Ralph Waldo Emerson note que « rester soi-même dans un monde qui tente constamment de
te changer est le plus grand accomplissement ». L’homme du XXe siècle a réussi à se défaire
de différentes formes d’autoritarisme, mais celui du XXI e doit maintenant se libérer de forces
plus sournoises et dont les contours sont plus flous. Personnellement, je ne pense pas que c’est
à travers la cool attitude, cet état d’esprit généralisé qui est devenu une véritable dictature, que
nous serons plus libres.
Pour les femmes, le combat sera évidemment plus long, car il reste encore beaucoup à
faire. En effet, les femmes sont souvent les premières à être enfermées dans des cadres
préétablis par la société. Dans l’œuvre de Mirbeau, j’ai pu constater assez vite que, malgré
son apparente misogynie, il contribue à créer une figure féminine émancipée et profondément
novatrice. C’est le cas avec Germaine, qui affirme haut et fort son désir de travailler et d’être
une femme indépendante ; c’est aussi le cas avec Clara, dont la monstruosité radicale la situe
bien au-delà de la dichotomie masculin-féminin. À la fois homme et femme, libre et
prisonnière, sauvage et civilisée, Clara dépasse les frontières du genre et du langage. Cassant
les convenances, elle n’a rien d’une femme stéréotypée. Aujourd’hui il y a une réelle prise de
conscience des questions liées au genre, du fait que la société inculque aux individus
différentes représentation de ce qu’est un homme et de ce qu’est une femme dès la plus tendre
enfance, les empêchant de trouver leur propre identité. Mirbeau a contribué à montrer que
notre identité est multiple, qu’elle n’est pas une chose figée et que nous avons la liberté de
choisir qui nous voulons être, indépendamment des normes sociales.

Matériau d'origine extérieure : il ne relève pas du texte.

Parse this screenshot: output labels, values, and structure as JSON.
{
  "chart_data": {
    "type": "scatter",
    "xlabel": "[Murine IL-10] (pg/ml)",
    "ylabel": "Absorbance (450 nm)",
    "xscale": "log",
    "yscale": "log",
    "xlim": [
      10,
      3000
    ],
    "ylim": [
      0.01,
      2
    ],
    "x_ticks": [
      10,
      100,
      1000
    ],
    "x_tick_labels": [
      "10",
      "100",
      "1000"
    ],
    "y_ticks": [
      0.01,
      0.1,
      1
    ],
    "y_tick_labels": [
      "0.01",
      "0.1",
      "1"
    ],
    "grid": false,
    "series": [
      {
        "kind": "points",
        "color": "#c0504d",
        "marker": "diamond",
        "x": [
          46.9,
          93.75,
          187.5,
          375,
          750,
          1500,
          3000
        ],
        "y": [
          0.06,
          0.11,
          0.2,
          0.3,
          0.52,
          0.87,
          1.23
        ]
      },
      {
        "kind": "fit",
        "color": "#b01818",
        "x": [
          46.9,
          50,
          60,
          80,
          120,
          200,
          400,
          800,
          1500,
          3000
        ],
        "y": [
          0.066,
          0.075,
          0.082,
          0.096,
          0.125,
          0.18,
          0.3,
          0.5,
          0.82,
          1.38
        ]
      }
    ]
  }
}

Mirbeau est pour moi comme un ami lointain et un guide spirituel ; je me dis que
l’époque où nous vivons, marquée par un retour de l’obscurantisme religieux, a plus que
jamais besoin d’esprits sensibles et éclairés comme le sien. J’aimerais terminer ce témoignage
par cette réflexion de Fernando Pessoa dans Le Livre de l’intranquillité qui, à mon sens,
prolonge la pensée de Mirbeau : « En cet âge métallique de barbares, il nous faut prendre un
soin méthodiquement exagéré de notre capacité à rêver, à analyser et à captiver, si nous
voulons sauvegarder notre personnalité et éviter qu’elle ne dégénère, soit en s’annulant, soit
en s’identifiant à celle des autres ». Ce qui est valable sur le plan individuel vaut aussi sur le
plan collectif car, de la même manière que la personnalité de chaque être est constamment
menacée, notre civilisation elle-même est attaquée. Contre la bêtise et la violence, je suis
persuadée qu’il n’y a pas de meilleure arme que la culture.